Well, yes, but this is supposed to be a buffer overflow — the algorithm itself is reading and/or writing past the end of the buffer it's been handed. My hypothesis was that Golang is allocating in such a way that reading/writing a single byte past the received slice bounds won't result in a protection fault in the way you'd expect if the allocation were exact.

[halffullbrain]

The buffer overflow is in the C version of the algorithm (and likely related to loop condition checks idiomatic to C's for-loops). The Go version is a fresh implementation, not a wrapping of the C version. I'm no Go programmer, but if I'm not mistaken, the Go implementation just eats little slices of the input buffer until no more buffer is left, leaving all the overflow-danger to the Go array implementation:

https://github.com/golang/crypto/blob/642fcc37f5043eadb2509c...
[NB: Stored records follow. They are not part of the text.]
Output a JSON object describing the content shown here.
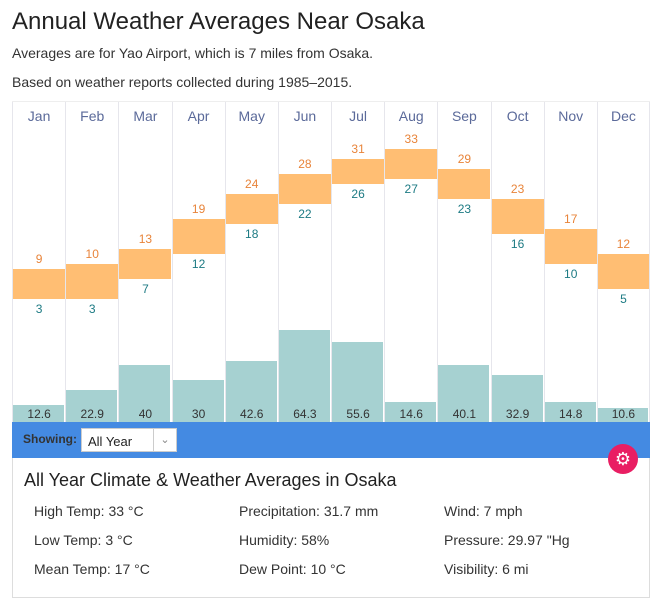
{
  "title": "Annual Weather Averages Near Osaka",
  "subtitle1": "Averages are for Yao Airport, which is 7 miles from Osaka.",
  "subtitle2": "Based on weather reports collected during 1985–2015.",
  "chart_data": {
    "type": "bar",
    "categories": [
      "Jan",
      "Feb",
      "Mar",
      "Apr",
      "May",
      "Jun",
      "Jul",
      "Aug",
      "Sep",
      "Oct",
      "Nov",
      "Dec"
    ],
    "series": [
      {
        "name": "High Temp (°C)",
        "values": [
          9,
          10,
          13,
          19,
          24,
          28,
          31,
          33,
          29,
          23,
          17,
          12
        ]
      },
      {
        "name": "Low Temp (°C)",
        "values": [
          3,
          3,
          7,
          12,
          18,
          22,
          26,
          27,
          23,
          16,
          10,
          5
        ]
      },
      {
        "name": "Precipitation (mm)",
        "values": [
          12.6,
          22.9,
          40,
          30,
          42.6,
          64.3,
          55.6,
          14.6,
          40.1,
          32.9,
          14.8,
          10.6
        ]
      }
    ],
    "colors": {
      "temp_range": "#ffbe73",
      "high": "#e8843a",
      "low": "#1c7a83",
      "precip": "#a6d1d1"
    }
  },
  "controls": {
    "showing_label": "Showing:",
    "selected": "All Year"
  },
  "panel": {
    "title": "All Year Climate & Weather Averages in Osaka",
    "stats": [
      "High Temp: 33 °C",
      "Precipitation: 31.7 mm",
      "Wind: 7 mph",
      "Low Temp: 3 °C",
      "Humidity: 58%",
      "Pressure: 29.97 \"Hg",
      "Mean Temp: 17 °C",
      "Dew Point: 10 °C",
      "Visibility: 6 mi"
    ]
  }
}
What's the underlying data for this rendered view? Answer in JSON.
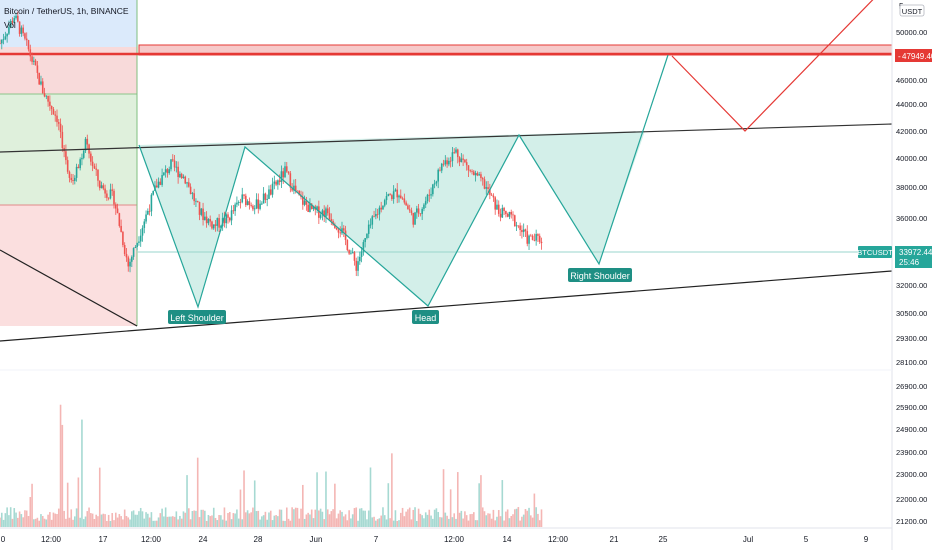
{
  "header": {
    "title": "Bitcoin / TetherUS, 1h, BINANCE",
    "volume_label": "Vol"
  },
  "price_axis": {
    "currency": "USDT",
    "top_clip": "5",
    "ticks": [
      "50000.00",
      "48000.00",
      "46000.00",
      "44000.00",
      "42000.00",
      "40000.00",
      "38000.00",
      "36000.00",
      "34000.00",
      "32000.00",
      "30500.00",
      "29300.00",
      "28100.00",
      "26900.00",
      "25900.00",
      "24900.00",
      "23900.00",
      "23000.00",
      "22000.00",
      "21200.00"
    ],
    "resistance_label": "47949.40",
    "symbol_badge": "BTCUSDT",
    "last_price": "33972.44",
    "countdown": "25:46",
    "colors": {
      "resistance": "#e53935",
      "badge": "#26a69a",
      "pattern": "#26a69a"
    }
  },
  "time_axis": {
    "ticks": [
      "0",
      "12:00",
      "17",
      "12:00",
      "24",
      "28",
      "Jun",
      "7",
      "12:00",
      "14",
      "12:00",
      "21",
      "25",
      "Jul",
      "5",
      "9"
    ]
  },
  "annotations": {
    "left_shoulder": "Left Shoulder",
    "head": "Head",
    "right_shoulder": "Right Shoulder"
  },
  "chart_data": {
    "type": "candlestick",
    "title": "Bitcoin / TetherUS, 1h, BINANCE",
    "ylim": [
      29000,
      51000
    ],
    "price_ticks": [
      32000,
      34000,
      36000,
      38000,
      40000,
      42000,
      44000,
      46000,
      48000,
      50000
    ],
    "resistance_level": 47949.4,
    "last_price": 33972.44,
    "neckline_points": [
      {
        "x": "May 19",
        "y": 41200
      },
      {
        "x": "Jul 12",
        "y": 42500
      }
    ],
    "support_points": [
      {
        "x": "May 16",
        "y": 29100
      },
      {
        "x": "Jul 12",
        "y": 33300
      }
    ],
    "pattern": {
      "name": "Head and Shoulders",
      "points": [
        {
          "label": "Left Shoulder",
          "x": "May 23",
          "y": 30800
        },
        {
          "label": "",
          "x": "May 26",
          "y": 41100
        },
        {
          "label": "Head",
          "x": "Jun 8",
          "y": 30800
        },
        {
          "label": "",
          "x": "Jun 15",
          "y": 41600
        },
        {
          "label": "Right Shoulder",
          "x": "Jun 21",
          "y": 33600
        },
        {
          "label": "",
          "x": "Jun 24",
          "y": 47900
        }
      ]
    },
    "projection_path": [
      {
        "x": "Jun 24",
        "y": 47900
      },
      {
        "x": "Jul 1",
        "y": 41900
      },
      {
        "x": "Jul 12",
        "y": 51000
      }
    ],
    "price_path": [
      {
        "x": "May 14",
        "y": 48500
      },
      {
        "x": "May 15",
        "y": 50500
      },
      {
        "x": "May 16",
        "y": 48000
      },
      {
        "x": "May 17",
        "y": 45000
      },
      {
        "x": "May 18",
        "y": 43000
      },
      {
        "x": "May 19",
        "y": 38000
      },
      {
        "x": "May 20",
        "y": 41000
      },
      {
        "x": "May 21",
        "y": 38000
      },
      {
        "x": "May 22",
        "y": 37000
      },
      {
        "x": "May 23",
        "y": 32000
      },
      {
        "x": "May 24",
        "y": 35000
      },
      {
        "x": "May 25",
        "y": 38000
      },
      {
        "x": "May 26",
        "y": 39500
      },
      {
        "x": "May 27",
        "y": 38500
      },
      {
        "x": "May 28",
        "y": 36000
      },
      {
        "x": "May 29",
        "y": 35000
      },
      {
        "x": "May 30",
        "y": 35500
      },
      {
        "x": "May 31",
        "y": 37000
      },
      {
        "x": "Jun 1",
        "y": 36500
      },
      {
        "x": "Jun 2",
        "y": 37500
      },
      {
        "x": "Jun 3",
        "y": 39000
      },
      {
        "x": "Jun 4",
        "y": 37000
      },
      {
        "x": "Jun 5",
        "y": 36000
      },
      {
        "x": "Jun 6",
        "y": 36000
      },
      {
        "x": "Jun 7",
        "y": 34500
      },
      {
        "x": "Jun 8",
        "y": 32000
      },
      {
        "x": "Jun 9",
        "y": 35000
      },
      {
        "x": "Jun 10",
        "y": 37000
      },
      {
        "x": "Jun 11",
        "y": 37500
      },
      {
        "x": "Jun 12",
        "y": 35500
      },
      {
        "x": "Jun 13",
        "y": 37000
      },
      {
        "x": "Jun 14",
        "y": 39500
      },
      {
        "x": "Jun 15",
        "y": 40500
      },
      {
        "x": "Jun 16",
        "y": 39000
      },
      {
        "x": "Jun 17",
        "y": 38000
      },
      {
        "x": "Jun 18",
        "y": 36000
      },
      {
        "x": "Jun 19",
        "y": 35500
      },
      {
        "x": "Jun 20",
        "y": 34000
      },
      {
        "x": "Jun 21",
        "y": 33972
      }
    ]
  }
}
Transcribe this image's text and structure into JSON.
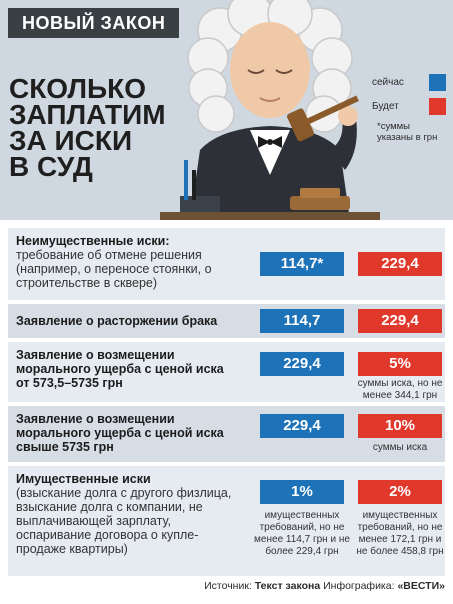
{
  "header": {
    "tag": "НОВЫЙ ЗАКОН",
    "title_lines": [
      "СКОЛЬКО",
      "ЗАПЛАТИМ",
      "ЗА ИСКИ",
      "В СУД"
    ]
  },
  "legend": {
    "now_label": "сейчас",
    "future_label": "Будет",
    "note": "*суммы указаны в грн",
    "now_color": "#1e73b8",
    "future_color": "#e0392c"
  },
  "rows": [
    {
      "title": "Неимущественные иски:",
      "desc": "требование об отмене решения (например, о переносе стоянки, о строительстве в сквере)",
      "now": "114,7*",
      "future": "229,4",
      "now_note": "",
      "future_note": ""
    },
    {
      "title": "Заявление о расторжении брака",
      "desc": "",
      "now": "114,7",
      "future": "229,4",
      "now_note": "",
      "future_note": ""
    },
    {
      "title": "Заявление о возмещении морального ущерба с ценой иска от 573,5–5735 грн",
      "desc": "",
      "now": "229,4",
      "future": "5%",
      "now_note": "",
      "future_note": "суммы иска, но не менее 344,1 грн"
    },
    {
      "title": "Заявление о возмещении морального ущерба с ценой иска свыше 5735 грн",
      "desc": "",
      "now": "229,4",
      "future": "10%",
      "now_note": "",
      "future_note": "суммы иска"
    },
    {
      "title": "Имущественные иски",
      "desc": "(взыскание долга с другого физлица, взыскание долга с компании, не выплачивающей зарплату, оспаривание договора о купле-продаже квартиры)",
      "now": "1%",
      "future": "2%",
      "now_note": "имущественных требований, но не менее 114,7 грн и не более 229,4 грн",
      "future_note": "имущественных требований, но не менее 172,1 грн и не более 458,8 грн"
    }
  ],
  "footer": {
    "source_prefix": "Источник:",
    "source": "Текст закона",
    "credit_prefix": "Инфографика:",
    "credit": "«ВЕСТИ»"
  }
}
Possibly not as fast as C, but easier to reason about, I'd say.

[tptacek]

Just for what it's worth, we're talking about the amd64 assembly version of the SHA3 code in the x/crypto/sha3 library; I didn't look carefully at how it's called, so if it's used incrementally the way this Go code shows, then yeah, it's fine regardless.

A second later

Oh, wait, yeah, this is just the Keccak permutation in assembly, not the entire hash. That was dumb of me. Yeah, this code looks ok?

[halffullbrain]

Indeed, the two assembly variants are just of the 1600 byte block bit fiddling (keccakF1600).

The outer loop of the Write method (function?) is the same for all architectures.